Now one of the brightest young stars in the NBA, Irving is surrounded by promising young talent that has Cleveland fans excited about the future. Between Irving, Dion Waiters, Tristan Thompson, and Anthony Bennett, the Cavaliers could become title contenders if they can successfully develop their gifted players.
Cleveland fans, however, must be forewarned that when they are on the brink of something great, they may have their hearts ripped out once again. On the heels of team owner Dan Gilbert saying that he felt confident in keeping Irving in Cleveland for the long haul, Irving responded by saying that he was not yet ready to talk about contracts. "It's still too early to be talking about that stuff, especially a contract extension," Irving said.
His other words were encouraging, as he insisted that he has a great relationship with Gilbert and would like to bring a championship to Cleveland, but his unwillingness to commit to a city that recently lost a hometown hero has to make fans a little wary.
If Irving were to leave, it wouldn't be for a few years. He is under contract through next season, and then has a $9.2 million qualifying offer for the 2015-16 campaign. The Cavaliers are nearly certain to extend the qualifying offer to Irving. Irving could decline the offer in an attempt to get a max contract. If he were to do that, however, he would become a restricted free agent, and the Cavaliers could match any offer he receives. With Irving looking like a potential Hall of Fame player, the Cavaliers would likely match a max contract offer, essentially locking Irving in Cleveland if he declines the qualifying offer.
If the 2015 offseason rolls around and Irving is still uncertain about staying in Cleveland long-term, he could accept the qualifying offer. That would allow him to play for $9.2 million during the 2015-16 season, then hit unrestricted free agency in 2016, allowing him to sign with whoever he wants.

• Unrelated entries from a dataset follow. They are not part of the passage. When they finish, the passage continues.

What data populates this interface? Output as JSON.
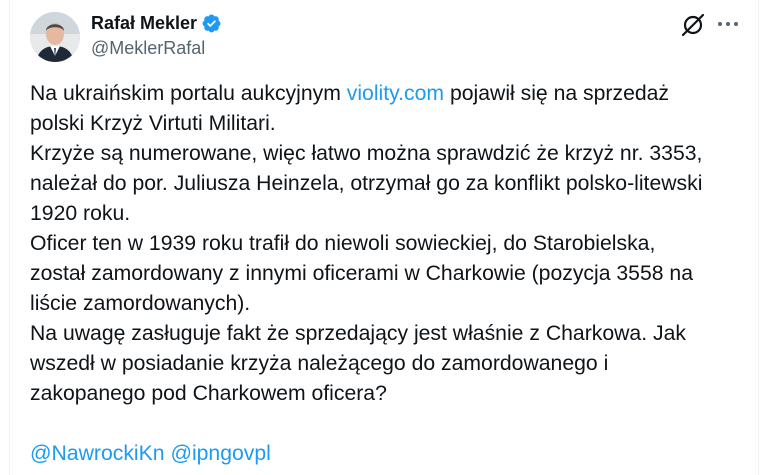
{
  "author": {
    "name": "Rafał Mekler",
    "handle": "@MeklerRafal",
    "verified": true
  },
  "icons": {
    "verified": "verified-badge-icon",
    "grok": "grok-icon",
    "more": "more-options-icon"
  },
  "colors": {
    "link": "#1d9bf0",
    "text": "#0f1419",
    "secondary": "#536471",
    "verified": "#1d9bf0"
  },
  "tweet": {
    "line1_before_link": "Na ukraińskim portalu aukcyjnym ",
    "link_text": "violity.com",
    "line1_after_link": " pojawił się na sprzedaż",
    "line2": "polski Krzyż Virtuti Militari.",
    "line3": "Krzyże są numerowane, więc łatwo można sprawdzić  że krzyż nr. 3353,",
    "line4": "należał do por. Juliusza Heinzela, otrzymał go za konflikt polsko-litewski",
    "line5": "1920 roku.",
    "line6": "Oficer ten w 1939 roku trafił do niewoli sowieckiej, do Starobielska,",
    "line7": "został zamordowany z innymi oficerami w Charkowie (pozycja 3558 na",
    "line8": "liście zamordowanych).",
    "line9": "Na uwagę zasługuje fakt że sprzedający jest właśnie z Charkowa. Jak",
    "line10": "wszedł w posiadanie krzyża należącego do zamordowanego i",
    "line11": "zakopanego pod Charkowem oficera?",
    "mention1": "@NawrockiKn",
    "mention2": "@ipngovpl"
  }
}
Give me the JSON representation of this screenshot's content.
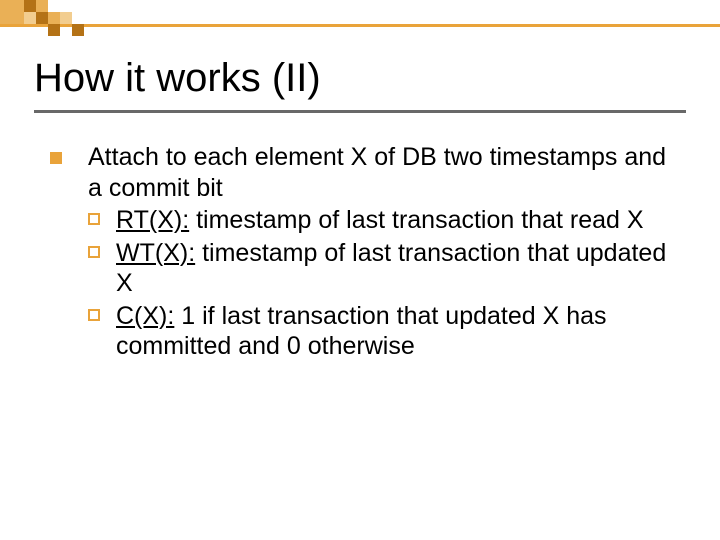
{
  "title": "How it works (II)",
  "body": {
    "main": "Attach to each element X of DB two timestamps and a commit bit",
    "items": [
      {
        "term": "RT(X):",
        "desc": " timestamp of last transaction that read X"
      },
      {
        "term": "WT(X):",
        "desc": " timestamp of last transaction that updated X"
      },
      {
        "term": "C(X):",
        "desc": " 1 if last transaction that updated X has committed and 0 otherwise"
      }
    ]
  }
}
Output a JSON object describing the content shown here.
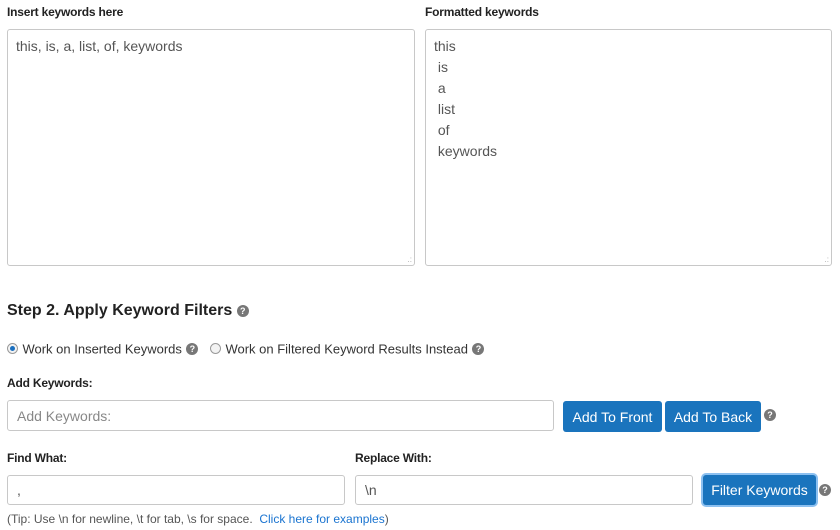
{
  "step1": {
    "input_label": "Insert keywords here",
    "input_value": "this, is, a, list, of, keywords",
    "output_label": "Formatted keywords",
    "output_lines": [
      "this",
      " is",
      " a",
      " list",
      " of",
      " keywords"
    ]
  },
  "step2": {
    "title": "Step 2. Apply Keyword Filters",
    "radio_options": [
      {
        "label": "Work on Inserted Keywords",
        "checked": true
      },
      {
        "label": "Work on Filtered Keyword Results Instead",
        "checked": false
      }
    ],
    "add_keywords": {
      "label": "Add Keywords:",
      "placeholder": "Add Keywords:",
      "add_front_label": "Add To Front",
      "add_back_label": "Add To Back"
    },
    "find": {
      "label": "Find What:",
      "value": ","
    },
    "replace": {
      "label": "Replace With:",
      "value": "\\n"
    },
    "filter_button_label": "Filter Keywords",
    "tip_prefix": "(Tip: Use \\n for newline, \\t for tab, \\s for space.  ",
    "tip_link": "Click here for examples",
    "tip_suffix": ")"
  },
  "icons": {
    "help": "question-circle-icon",
    "resize": "resize-grip-icon"
  },
  "colors": {
    "primary_button": "#1a74bd",
    "link": "#1a74d0",
    "radio_selected": "#1a6fbf"
  }
}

This is obviously very far down the road, but after "The Decision," it's never too early to talk about the Cavaliers' star players and their eventual free agency.
My advice to Cleveland fans would be to not worry too much about Irving. With free agency so far down the road, there is no reason to make a long-term commitment to any city - anything can happen between now and the 2015-16 season. What Irving may be trying to protect himself against is the situation that LeBron found himself in - essentially being the team's only good player season after season. The way the Cavaliers are headed, however, Irving should be one of several impressive players in a few years. Who knows, maybe LeBron will even be back on the team after he has the opportunity to test free agency.
Unlike LeBron's Cavaliers, this current Cavaliers team has plenty of promising pieces surrounding their best player, Irving. As long as those pieces don't end up crumbling and failing to develop into quality players, Irving should find himself on a solid team that he wants to be a part of.